Amazon has opened counterfeiting to the whole world and is awash in counterfeit product sales, scams, fake reviews and allegations of data leaks and employee bribes. While Amazon continues to tell the media and policymakers that it has "zero tolerance" for counterfeits and bad actors, the statement is patently false.
Peter K. Navarro, White House assistant to President Trump for trade and manufacturing policy, wrote a harsh condemnation in the WSJ; "when you purchase brand-name goods through online third-party marketplaces like Alibaba, Amazon, and eBay, there’s a good chance you’ll end up with a counterfeit." The criticism accompanied the Presidents signing a presidential memorandum to help protect American consumers, manufacturers and factory workers from a flood of counterfeits and the widespread direct-to-consumer shipments of infringing and replica goods.

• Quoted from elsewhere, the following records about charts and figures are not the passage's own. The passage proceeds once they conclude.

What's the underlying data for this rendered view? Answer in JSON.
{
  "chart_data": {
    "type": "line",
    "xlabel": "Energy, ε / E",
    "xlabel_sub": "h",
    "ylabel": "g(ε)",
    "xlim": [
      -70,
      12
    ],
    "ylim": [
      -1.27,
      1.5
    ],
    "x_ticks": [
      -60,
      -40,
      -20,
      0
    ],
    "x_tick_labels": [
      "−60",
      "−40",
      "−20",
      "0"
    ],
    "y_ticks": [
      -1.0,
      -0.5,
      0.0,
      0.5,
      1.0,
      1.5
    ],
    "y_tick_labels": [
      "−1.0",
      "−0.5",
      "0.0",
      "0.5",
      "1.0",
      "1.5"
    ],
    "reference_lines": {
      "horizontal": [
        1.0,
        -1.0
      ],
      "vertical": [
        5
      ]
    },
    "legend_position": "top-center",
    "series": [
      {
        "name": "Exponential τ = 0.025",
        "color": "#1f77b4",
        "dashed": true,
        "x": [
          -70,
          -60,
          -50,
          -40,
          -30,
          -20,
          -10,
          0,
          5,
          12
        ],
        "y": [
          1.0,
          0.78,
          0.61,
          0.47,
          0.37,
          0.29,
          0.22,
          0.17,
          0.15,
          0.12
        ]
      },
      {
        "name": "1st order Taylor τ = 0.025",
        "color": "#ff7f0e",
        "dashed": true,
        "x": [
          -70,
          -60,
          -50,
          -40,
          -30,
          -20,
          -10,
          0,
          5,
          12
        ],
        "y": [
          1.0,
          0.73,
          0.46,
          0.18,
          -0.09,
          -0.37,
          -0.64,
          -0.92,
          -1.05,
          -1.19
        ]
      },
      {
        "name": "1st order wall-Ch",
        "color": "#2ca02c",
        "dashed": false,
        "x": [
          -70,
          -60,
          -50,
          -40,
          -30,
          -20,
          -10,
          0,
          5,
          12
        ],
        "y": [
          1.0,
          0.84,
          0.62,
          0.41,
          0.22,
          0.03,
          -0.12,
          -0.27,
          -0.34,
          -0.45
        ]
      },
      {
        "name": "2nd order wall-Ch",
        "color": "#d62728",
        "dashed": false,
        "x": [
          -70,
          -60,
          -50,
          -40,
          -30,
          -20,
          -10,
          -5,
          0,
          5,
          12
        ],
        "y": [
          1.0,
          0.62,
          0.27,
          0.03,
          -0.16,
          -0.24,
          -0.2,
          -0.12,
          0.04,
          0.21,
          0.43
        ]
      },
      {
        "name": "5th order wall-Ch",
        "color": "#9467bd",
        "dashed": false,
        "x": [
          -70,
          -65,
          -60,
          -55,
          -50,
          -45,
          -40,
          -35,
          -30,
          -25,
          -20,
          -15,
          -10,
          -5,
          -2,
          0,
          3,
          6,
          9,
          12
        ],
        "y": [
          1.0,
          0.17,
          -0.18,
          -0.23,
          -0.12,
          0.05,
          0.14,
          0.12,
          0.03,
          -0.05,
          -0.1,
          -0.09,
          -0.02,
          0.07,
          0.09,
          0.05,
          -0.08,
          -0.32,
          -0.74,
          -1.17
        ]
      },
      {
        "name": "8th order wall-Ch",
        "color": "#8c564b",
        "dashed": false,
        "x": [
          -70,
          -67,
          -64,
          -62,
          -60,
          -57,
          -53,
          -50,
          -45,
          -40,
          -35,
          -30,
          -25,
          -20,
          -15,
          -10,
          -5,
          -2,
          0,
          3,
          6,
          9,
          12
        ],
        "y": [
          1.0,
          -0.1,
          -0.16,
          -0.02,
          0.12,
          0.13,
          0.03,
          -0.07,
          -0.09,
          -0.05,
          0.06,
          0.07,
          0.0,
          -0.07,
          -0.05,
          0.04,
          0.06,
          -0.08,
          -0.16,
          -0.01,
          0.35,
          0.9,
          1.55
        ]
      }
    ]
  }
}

Is it too little, too late? The invasive, manipulative superpower already controls 50% of online sales, snubs brand-owners, and has repeatedly received Washington warnings and ignored them or created programs that lack teeth.
Here are the facts;
The Counterfeit Report, an award-winning industry watchdog and consumer advocate, found and removed over 58,000 infringing items from Amazon's websites on behalf the brand owners -- a stark rebuttal to Amazon's illusory brand protection claim; "The sale of counterfeit products is strictly prohibited." Counterfeit complaints are often ignored, sellers remain, and the counterfeits are relisted.
Amazon Corporate Counsel Annasara Purcell responded stating Amazon counterfeit removals are jurisdiction specific -- Amazon may remove counterfeits in one country but leave them in others where they can be sold and shipped worldwide to deceived consumers. The Counterfeit Report did just that, purchasing counterfeits from U.S. sellers listing overseas and shipping to the U.S. That's OK with Amazon -- they still take a transaction fee for each fake item sold.

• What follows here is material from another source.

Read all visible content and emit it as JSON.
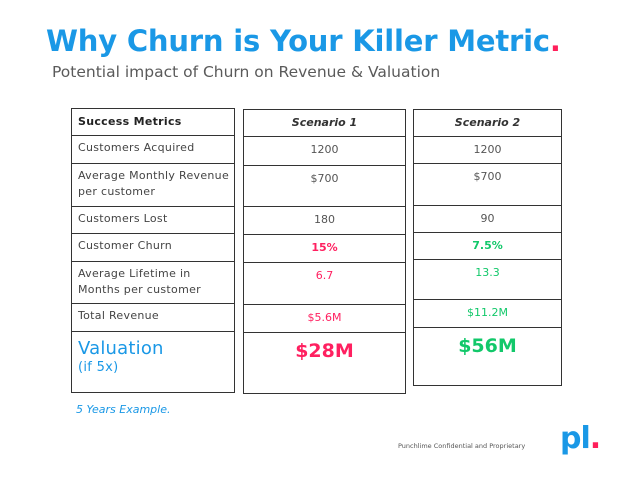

Amazon’s own reports reveal they receive an infringement notice for 1 of every 100 customer page views, and over 100,000 brands have signed in to Amazon’s Brand Registry program fight counterfeits on Amazon -- a shocking revelation of the enormity of Amazon's counterfeit problem.
Federal and State Investigators should consider various legal options including; Wire Fraud, Racketeering, Mail Fraud, Money Laundering, a variety of state consumer protection laws and unfair competition laws, Breach of Express Warranty, Breach of Implied Warranty of Merchantability, Negligent Misrepresentation, Fraudulent Misrepresentation, Fraudulent Concealment, Breach of Covenant of Good Faith and Fair Dealing and Unjust Enrichment. Closer IRS scrutiny of Amazon's tax practices may also be in order; Amazon paid no Federal Income Tax on $16 billion profit in 2017 and 2018.
The value of counterfeit and pirated goods is forecast to grow to $2.8 trillion and cost 5.4 million net job losses by 2022 states a 2017 International Chamber of Commerce Report. Congress can enact legislation that holds e-commerce websites accountable for their sleazy practices. Will they?
Until then, consumers only choice is to avoid businesses that enable, facilitate, or participate directly as global criminal enterprises.